The controversy regarding the chondrogenic differentiation potential of human DF is possibly due to the suboptimal differentiation environment utilized in previous studies. As reviewed by Heng et al. (2004) many factors, including protein-based cytokines and growth factors, extracellular matrix, as well as cell–cell interactions, are important for directing the differentiation of stem cells towards a chondrogenic lineage in culture. The current 3D co-culture system with chondrocytes as a co-cultured cell type could well mimic the chondrogenic niche by providing inducible factors, unique cartilage matrices, and cell–cell interactions for chondrogenic differentiation, which is different from the methods reported by others (French et al. 2004; Mizuno and Glowacki 2005; Jones et al. 2002, 2004).

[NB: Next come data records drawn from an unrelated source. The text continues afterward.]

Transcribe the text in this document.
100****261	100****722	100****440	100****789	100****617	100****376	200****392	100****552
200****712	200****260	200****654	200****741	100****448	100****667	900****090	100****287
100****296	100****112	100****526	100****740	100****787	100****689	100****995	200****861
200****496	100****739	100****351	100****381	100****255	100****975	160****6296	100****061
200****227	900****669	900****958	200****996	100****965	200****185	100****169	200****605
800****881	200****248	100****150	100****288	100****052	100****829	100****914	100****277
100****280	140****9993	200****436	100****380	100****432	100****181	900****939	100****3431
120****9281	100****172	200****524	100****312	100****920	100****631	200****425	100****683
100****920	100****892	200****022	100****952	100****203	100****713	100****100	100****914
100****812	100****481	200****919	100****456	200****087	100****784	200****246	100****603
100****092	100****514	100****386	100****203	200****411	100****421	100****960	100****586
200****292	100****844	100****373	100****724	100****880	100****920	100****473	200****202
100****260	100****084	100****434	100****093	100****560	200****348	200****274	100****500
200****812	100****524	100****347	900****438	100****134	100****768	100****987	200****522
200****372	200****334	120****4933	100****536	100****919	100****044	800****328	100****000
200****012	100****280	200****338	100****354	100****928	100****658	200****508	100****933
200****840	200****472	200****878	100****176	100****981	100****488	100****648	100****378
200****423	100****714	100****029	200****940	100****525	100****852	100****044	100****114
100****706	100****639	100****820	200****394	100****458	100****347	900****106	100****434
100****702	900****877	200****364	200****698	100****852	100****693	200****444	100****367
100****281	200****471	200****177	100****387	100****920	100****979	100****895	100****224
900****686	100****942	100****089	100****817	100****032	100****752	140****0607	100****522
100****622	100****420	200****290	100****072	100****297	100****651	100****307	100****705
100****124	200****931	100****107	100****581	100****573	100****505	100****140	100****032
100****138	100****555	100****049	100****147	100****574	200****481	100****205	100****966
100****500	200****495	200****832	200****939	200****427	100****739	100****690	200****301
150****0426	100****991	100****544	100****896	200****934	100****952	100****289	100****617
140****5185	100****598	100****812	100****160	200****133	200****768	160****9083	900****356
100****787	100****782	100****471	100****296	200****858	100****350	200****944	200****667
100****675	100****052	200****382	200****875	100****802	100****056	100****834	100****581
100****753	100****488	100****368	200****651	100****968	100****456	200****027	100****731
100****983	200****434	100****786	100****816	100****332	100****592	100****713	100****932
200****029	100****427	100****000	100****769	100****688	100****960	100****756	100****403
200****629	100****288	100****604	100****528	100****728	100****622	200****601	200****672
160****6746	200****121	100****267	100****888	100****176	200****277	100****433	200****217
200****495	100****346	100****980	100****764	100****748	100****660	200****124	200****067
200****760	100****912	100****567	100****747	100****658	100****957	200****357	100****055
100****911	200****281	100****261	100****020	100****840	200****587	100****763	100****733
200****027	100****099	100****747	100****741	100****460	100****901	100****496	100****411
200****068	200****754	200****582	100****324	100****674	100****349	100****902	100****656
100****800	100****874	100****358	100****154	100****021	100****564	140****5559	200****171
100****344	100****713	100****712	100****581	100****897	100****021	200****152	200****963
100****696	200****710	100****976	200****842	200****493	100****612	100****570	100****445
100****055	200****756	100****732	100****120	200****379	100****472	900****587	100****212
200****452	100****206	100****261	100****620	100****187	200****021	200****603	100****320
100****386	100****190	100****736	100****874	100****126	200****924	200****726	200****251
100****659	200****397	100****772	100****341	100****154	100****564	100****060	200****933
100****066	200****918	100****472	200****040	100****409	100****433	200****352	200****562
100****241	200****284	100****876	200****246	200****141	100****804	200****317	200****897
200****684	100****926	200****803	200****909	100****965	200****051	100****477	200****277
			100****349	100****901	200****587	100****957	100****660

The heterogeneity of human DF could be another possible reason contributing to the foregoing controversy. High-density culture of chondrogenic cells is required for in vitro chondrogenesis (DeLise et al. 2000; Tsonis and Goetinck 1990). Our recent work showed that the clone forming ratio of human DF was below 2%, and only about 6% (3/48) of the clonal cells exhibited chondrogenic potential (Chen et al. 2007), indicating that the frequency of chondrogenic cells in the pooled HDF population is extremely low. Thus, there is likely an insufficient chondrogenic cell density for in vitro chondrogenesis (especially for cartilage lacuna formation), even using pellet culture as a model. The necessary cell density, however, can be easily achieved through the co-culture of human DF with mature chondrocytes.

In summary, this study has demonstrated the existence of a subpopulation of human DF that can be induced to form specific cartilaginous structures. In addition, our established 3D-co-culture system may serve as an optimal model for directing stem cell differentiation in vitro.